Pivotal Phase III clinical trial results conclusively show that Nifurtimox-Eflornithine Combination Therapy (NECT) is well tolerated and effective against the advanced stage of T. b. gambiense sleeping sickness, a fatal disease that threatens 60 million people in sub-Saharan Africa.
Positive results from a pivotal, multi-centre, multi-country Phase III trial investigating an improved treatment for the advanced stage of sleeping sickness were presented yesterday at the 57th Annual Meeting of the American Society of Tropical Medicine & Hygiene held in New Orleans, Louisiana, USA. This trial shows conclusively that NECT is a safe, effective, and practical treatment.
Treatment Against Sleeping Sickness
Fatal if untreated, sleeping sickness (human African trypanosomiasis, or HAT) threatens 60 million people in 36 countries and has devastated many communities in sub-Saharan Africa over the past century. Because the first stage of sleeping sickness often goes undiagnosed, most patients are not treated until they reach the deadly second stage. Current treatment options for stage 2 sleeping sickness are either toxic or difficult to use in the rural, remote, and extremely poor areas where the disease persists. The potential increase in resistance to the two available drugs is also of great concern.

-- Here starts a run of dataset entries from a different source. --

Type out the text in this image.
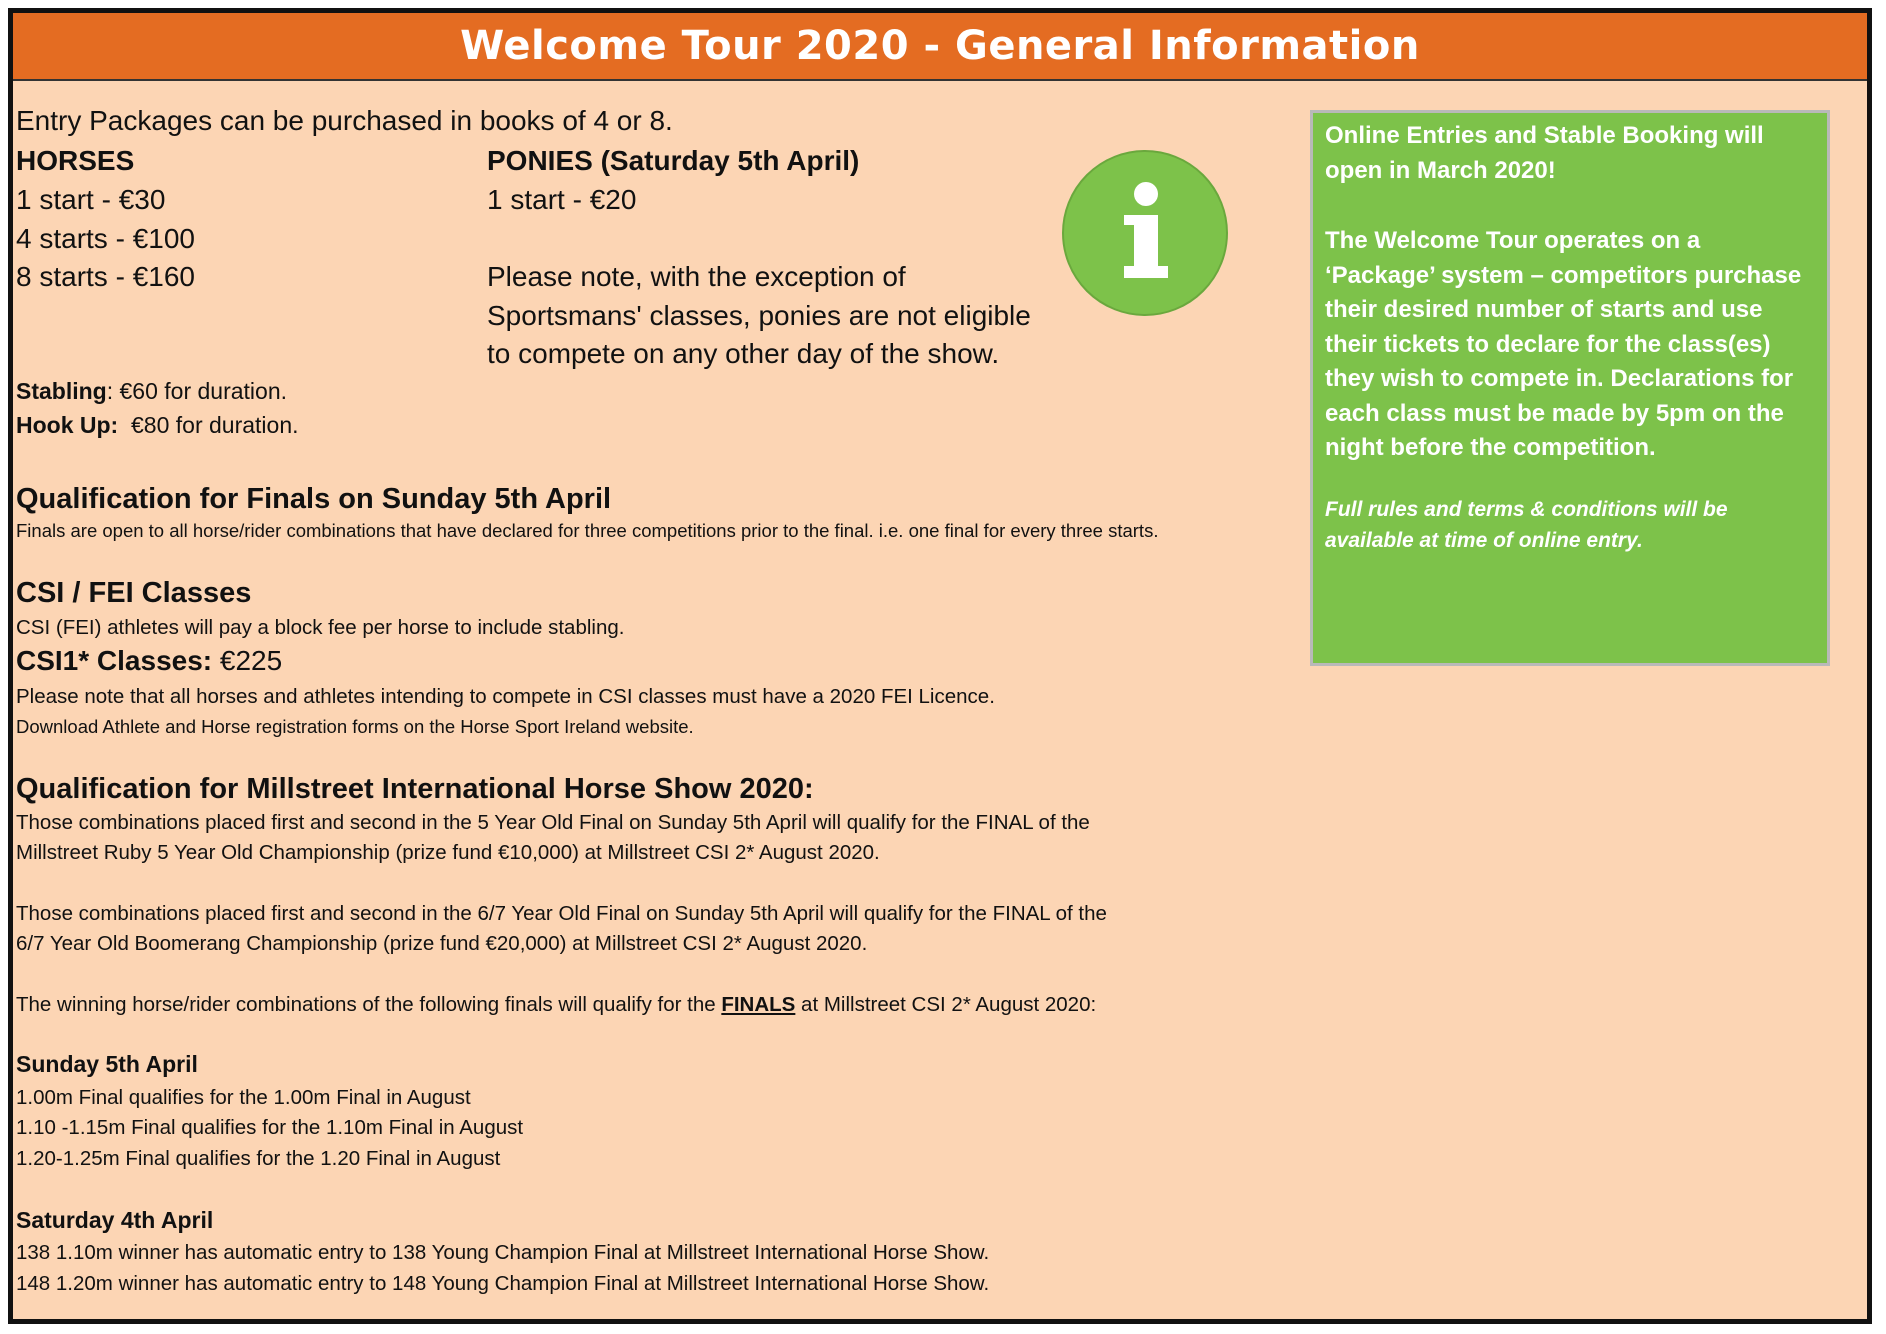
Welcome Tour 2020 - General Information
Entry Packages can be purchased in books of 4 or 8.
HORSES
1 start - €30
4 starts - €100
8 starts - €160
PONIES (Saturday 5th April)
1 start - €20
Please note, with the exception of
Sportsmans' classes, ponies are not eligible
to compete on any other day of the show.
Stabling: €60 for duration.
Hook Up: €80 for duration.
Qualification for Finals on Sunday 5th April
Finals are open to all horse/rider combinations that have declared for three competitions prior to the final. i.e. one final for every three starts.
CSI / FEI Classes
CSI (FEI) athletes will pay a block fee per horse to include stabling.
CSI1* Classes: €225
Please note that all horses and athletes intending to compete in CSI classes must have a 2020 FEI Licence.
Download Athlete and Horse registration forms on the Horse Sport Ireland website.
Qualification for Millstreet International Horse Show 2020:
Those combinations placed first and second in the 5 Year Old Final on Sunday 5th April will qualify for the FINAL of the
Millstreet Ruby 5 Year Old Championship (prize fund €10,000) at Millstreet CSI 2* August 2020.
Those combinations placed first and second in the 6/7 Year Old Final on Sunday 5th April will qualify for the FINAL of the
6/7 Year Old Boomerang Championship (prize fund €20,000) at Millstreet CSI 2* August 2020.
The winning horse/rider combinations of the following finals will qualify for the FINALS at Millstreet CSI 2* August 2020:
Sunday 5th April
1.00m Final qualifies for the 1.00m Final in August
1.10 -1.15m Final qualifies for the 1.10m Final in August
1.20-1.25m Final qualifies for the 1.20 Final in August
Saturday 4th April
138 1.10m winner has automatic entry to 138 Young Champion Final at Millstreet International Horse Show.
148 1.20m winner has automatic entry to 148 Young Champion Final at Millstreet International Horse Show.

Online Entries and Stable Booking will

open in March 2020!

The Welcome Tour operates on a

‘Package’ system – competitors purchase

their desired number of starts and use

their tickets to declare for the class(es)

they wish to compete in. Declarations for

each class must be made by 5pm on the

night before the competition.

Full rules and terms & conditions will be

available at time of online entry.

The clinical trial enrolled 280 patients and was completed in five years. It compared the safety and efficacy of NECT, a coadministration of the oral drug nifurtimox and the intravenous drug eflornithine, with eflornithine monotherapy, the current first-line treatment for stage 2 T. b. gambiense sleeping sickness. As is requisite to establish efficacy in this disease, patients were actively followed up for 18 months after treatment.
The trial conclusively demonstrated that NECT is as well-tolerated and efficacious as eflornithine monotherapy. NECT is a far more practical treatment than eflornithine monotherapy (which requires 56 round-the-clock injections over 14 days) because the number of injections is reduced to 14, the frequency of injections is halved, and the treatment duration is reduced to 10 days. This schedule better fits the routine of health care centers because infusions are reduced to twice a day, without nighttime infusions.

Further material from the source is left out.